Bu İstanbul'dan Kimler Geldi Geçti!
Hani şarkıda söylüyor ya;
“Bu dünya ne sana ne de bana kalmaz,
Sultan Süleyman’a kalmadı…”
Ne Konstantin’e, ne İstanbul’u alan Fatih’e, ne paşalara, ne
de yalı sahiplerine kaldı…
Babama da kalmadı, ne dünya ne de İstanbul. Yurtdışı
seyahatlerimden birinde uçak havalandıktan sonra, Silivri açıklarında aşağıdaki
fotoğrafı çektim. Babamın ruhunu teslim ettiği koy görünüyor. Sonra düşündüm.
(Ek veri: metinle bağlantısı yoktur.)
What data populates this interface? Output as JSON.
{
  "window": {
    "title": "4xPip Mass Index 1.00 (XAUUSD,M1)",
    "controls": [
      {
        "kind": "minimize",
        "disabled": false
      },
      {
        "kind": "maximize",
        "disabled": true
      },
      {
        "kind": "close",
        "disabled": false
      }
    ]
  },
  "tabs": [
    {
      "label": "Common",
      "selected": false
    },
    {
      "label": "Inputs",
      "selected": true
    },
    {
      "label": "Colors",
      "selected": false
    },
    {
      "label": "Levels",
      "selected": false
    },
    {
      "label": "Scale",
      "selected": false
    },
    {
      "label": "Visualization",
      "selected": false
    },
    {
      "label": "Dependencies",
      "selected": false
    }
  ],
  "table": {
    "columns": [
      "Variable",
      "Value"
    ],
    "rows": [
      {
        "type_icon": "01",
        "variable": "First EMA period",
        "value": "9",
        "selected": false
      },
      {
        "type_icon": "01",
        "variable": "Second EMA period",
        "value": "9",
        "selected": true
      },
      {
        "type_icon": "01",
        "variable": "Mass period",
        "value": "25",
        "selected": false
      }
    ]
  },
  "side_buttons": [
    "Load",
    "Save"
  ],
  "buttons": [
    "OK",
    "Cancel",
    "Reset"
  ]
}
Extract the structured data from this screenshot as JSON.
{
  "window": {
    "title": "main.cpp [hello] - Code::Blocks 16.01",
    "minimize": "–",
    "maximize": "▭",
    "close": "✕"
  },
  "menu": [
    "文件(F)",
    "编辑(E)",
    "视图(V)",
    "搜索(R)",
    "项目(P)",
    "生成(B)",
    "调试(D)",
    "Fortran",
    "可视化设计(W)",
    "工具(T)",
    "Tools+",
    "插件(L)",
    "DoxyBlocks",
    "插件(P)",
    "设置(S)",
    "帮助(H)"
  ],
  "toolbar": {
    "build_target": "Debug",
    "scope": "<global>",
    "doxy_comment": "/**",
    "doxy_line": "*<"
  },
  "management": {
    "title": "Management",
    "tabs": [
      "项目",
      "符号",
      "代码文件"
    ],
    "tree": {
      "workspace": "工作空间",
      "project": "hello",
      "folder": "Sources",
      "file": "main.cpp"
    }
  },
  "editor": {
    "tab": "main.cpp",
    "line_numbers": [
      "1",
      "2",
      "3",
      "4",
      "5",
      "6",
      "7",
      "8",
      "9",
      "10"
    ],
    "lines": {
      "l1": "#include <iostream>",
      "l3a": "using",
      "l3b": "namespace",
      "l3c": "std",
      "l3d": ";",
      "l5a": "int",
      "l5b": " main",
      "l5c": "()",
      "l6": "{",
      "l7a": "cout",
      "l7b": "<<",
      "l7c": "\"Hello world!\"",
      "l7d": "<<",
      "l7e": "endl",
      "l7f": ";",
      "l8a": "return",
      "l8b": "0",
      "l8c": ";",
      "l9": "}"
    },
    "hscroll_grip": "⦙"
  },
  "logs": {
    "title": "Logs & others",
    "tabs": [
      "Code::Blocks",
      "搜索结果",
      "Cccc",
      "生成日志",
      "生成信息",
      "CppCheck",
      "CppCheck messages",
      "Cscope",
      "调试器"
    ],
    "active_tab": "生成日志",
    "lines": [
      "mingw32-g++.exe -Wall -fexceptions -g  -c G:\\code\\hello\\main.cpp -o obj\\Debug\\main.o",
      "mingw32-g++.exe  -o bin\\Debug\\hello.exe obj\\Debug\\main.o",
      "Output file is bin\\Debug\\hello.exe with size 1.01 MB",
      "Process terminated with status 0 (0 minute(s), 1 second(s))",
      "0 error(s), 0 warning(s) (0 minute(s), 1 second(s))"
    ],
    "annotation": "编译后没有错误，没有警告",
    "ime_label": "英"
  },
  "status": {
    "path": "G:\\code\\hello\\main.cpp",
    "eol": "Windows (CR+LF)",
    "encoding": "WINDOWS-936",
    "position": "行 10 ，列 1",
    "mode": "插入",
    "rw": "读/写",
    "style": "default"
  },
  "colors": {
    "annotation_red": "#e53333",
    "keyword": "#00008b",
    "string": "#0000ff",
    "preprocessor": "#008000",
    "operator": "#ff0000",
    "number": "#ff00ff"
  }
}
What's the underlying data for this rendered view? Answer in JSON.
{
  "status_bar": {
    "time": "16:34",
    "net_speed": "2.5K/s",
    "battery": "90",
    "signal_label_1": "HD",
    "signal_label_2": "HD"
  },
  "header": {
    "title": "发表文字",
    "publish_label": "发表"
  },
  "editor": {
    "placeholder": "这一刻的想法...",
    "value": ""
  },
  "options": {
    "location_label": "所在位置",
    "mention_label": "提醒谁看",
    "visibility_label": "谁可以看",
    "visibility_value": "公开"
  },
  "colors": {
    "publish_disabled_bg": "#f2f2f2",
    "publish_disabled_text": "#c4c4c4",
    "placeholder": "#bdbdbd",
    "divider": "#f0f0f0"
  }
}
Allah’ım insan dünyanın büyüklüğünü, düzenin muhteşemliğini başka hiçbir varlığın
fark edemediği kadar anlıyor, buna rağmen gökyüzünden toplu iğne başı kadar
görülmeyen, zerre kadar fark edilmeyen bir varlık olarak bir anda bu dünyayı
terk ediyor. Akıl sır erdirmek mümkün değil…
Geçenlerde mimar bir abimiz güzel bir söz söyledi;
“Milyonlarca yıl öteden ışık bize ulaşıyor. Biz onu yıldız
olarak görüyoruz. O zaman bizim her yaptığımız, her konuştuğumuzda bir dalga
olarak uzaya gidiyor.” İster mikro, ister nano, isterse daha küçük bir dalga
olsun. Alın size insanın her işinin milyonlarca senedir nasıl kayıt edildiğine
bilimsel delil!
Ljubljana’da şehir müzesini gezerken 600 yıllık iskeletler
vardı. Kilisenin yanında şehir mezarlığını bulmuşlar. Bazıları savaş
yaralarıyla ölmüşler. Dünyanın birçok yerinde yüzbinlerce yıllık insan
iskeletleri bulunuyor. İnsan doğal olarak kendi sonunu da düşünerek eninde
sonunda olacağımız bu diyor. Güzel bir yüze bakıyorsun ve için acıyarak o
güzelliğin eninde sonunda bir kafatasına dönüşeceği aklına geliyor.
İnananlar için kabir hayatı ile ilgili şu sözü duydum;
“Kabir hayatı bazı kişiler için tatlı ve göz açıp
kapayıncaya kadar geçen bir uyku gibi olacak…”
Hani akşam yatıyorsun ve sabah kalktığında onca saatin nasıl
geçtiğini anlamıyorsun ya… İnşallah.
…
Dini inanışlar bilimle test edilemiyor. Adı üstünde inanç… Bilimde
günümüzde almış başını gidiyor. Daha geçenlerde 20 yıl önce dondurulmuş bir
döllenmiş yumurta, bir başka kadının rahminde hayat buldu. Yani yaşamın
dondurulabildiği ortaya çıktı. Tüm bu gelişmelere ve günümüzdeki bilim ve
gelişmişlik düzeyine rağmen, sadece bilime inananların, dini gereksiz bularak, dindar
kişileri geri kalmış nitelendirenlerin çok açmazları var.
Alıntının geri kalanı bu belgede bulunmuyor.